The meetings were held at a church in Luton and a marquee in the back garden of Ziaur Rahman, a 39-year-old from Luton, who was found guilty of three counts of arranging, managing or assisting in arranging or managing a meeting to support a proscribed organisation in the same trial.
It followed an intelligence-led operation by Bedfordshire Police and the Metropolitan Police Counter Terrorism Command.
Bedfordshire Police had investigated the proscribed group Al-Muhajiroun (ALM) and gathered evidence which it passed to the Met Police in 2015.
The three other men who made speeches were convicted for several counts of addressing a meeting to encourage support for a proscribed organisation in a trial last year.

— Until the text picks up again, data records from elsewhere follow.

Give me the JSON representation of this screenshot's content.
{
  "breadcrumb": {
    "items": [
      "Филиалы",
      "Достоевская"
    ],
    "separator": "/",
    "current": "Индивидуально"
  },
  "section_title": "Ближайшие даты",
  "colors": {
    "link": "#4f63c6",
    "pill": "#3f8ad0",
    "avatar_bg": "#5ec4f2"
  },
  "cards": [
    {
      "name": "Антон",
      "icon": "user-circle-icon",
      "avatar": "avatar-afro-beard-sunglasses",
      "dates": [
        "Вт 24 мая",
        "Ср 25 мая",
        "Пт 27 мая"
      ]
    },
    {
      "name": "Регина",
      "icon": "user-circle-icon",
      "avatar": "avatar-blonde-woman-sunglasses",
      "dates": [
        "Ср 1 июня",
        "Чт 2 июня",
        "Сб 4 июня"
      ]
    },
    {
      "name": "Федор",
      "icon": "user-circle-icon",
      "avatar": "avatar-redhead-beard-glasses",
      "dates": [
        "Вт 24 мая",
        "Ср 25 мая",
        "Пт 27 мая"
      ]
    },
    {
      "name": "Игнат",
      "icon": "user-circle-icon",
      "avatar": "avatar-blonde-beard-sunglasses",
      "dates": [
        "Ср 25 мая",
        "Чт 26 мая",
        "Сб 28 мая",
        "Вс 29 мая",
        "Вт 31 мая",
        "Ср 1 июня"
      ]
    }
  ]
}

Choudry and Rahman had appeared in that but a jury had been unable to reach a verdict on them.
Commander Dean Haydon, head of the Met Police Counter Terrorism Command, said: "These men were closely associated with Al-Muhajiroun, a dangerous group which has inspired and influenced numerous terrorists.
"The men used meetings about Ramadan - a time for self-reflection and change for the better - to instead deliver subversive speeches that encouraged groups, including very young children, to engage in war alongside Daesh.
"Speeches like theirs inspire the terrorists of tomorrow and I am immensely pleased with the excellent work of my officers and Bedfordshire Police. Crucially, both are working with Luton Social Services to safeguard the vulnerable children we've identified were taken to the radical meetings."
Detective Superintendent Glen Channer, from the Eastern Counter Terrorism Intelligence Unit, said: "This was a complex investigation which was launched to target those who seek to influence others with their poisonous rhetoric. We used a range of tactics to collect evidence in order to bring these men to justice.
"This case is another example to show that we simply will not tolerate those who spread fear and hate in our communities and will continue to target, arrest and disrupt anyone with extreme views."
Anyone with concerns about suspicious activity can call the Anti Terrorist Hotline on 0800 789 321. People with concerns about someone being radicalised can get help and advice from a wide range of agencies at www.preventtragedies.co.uk
Choudry will be sentenced at a later date.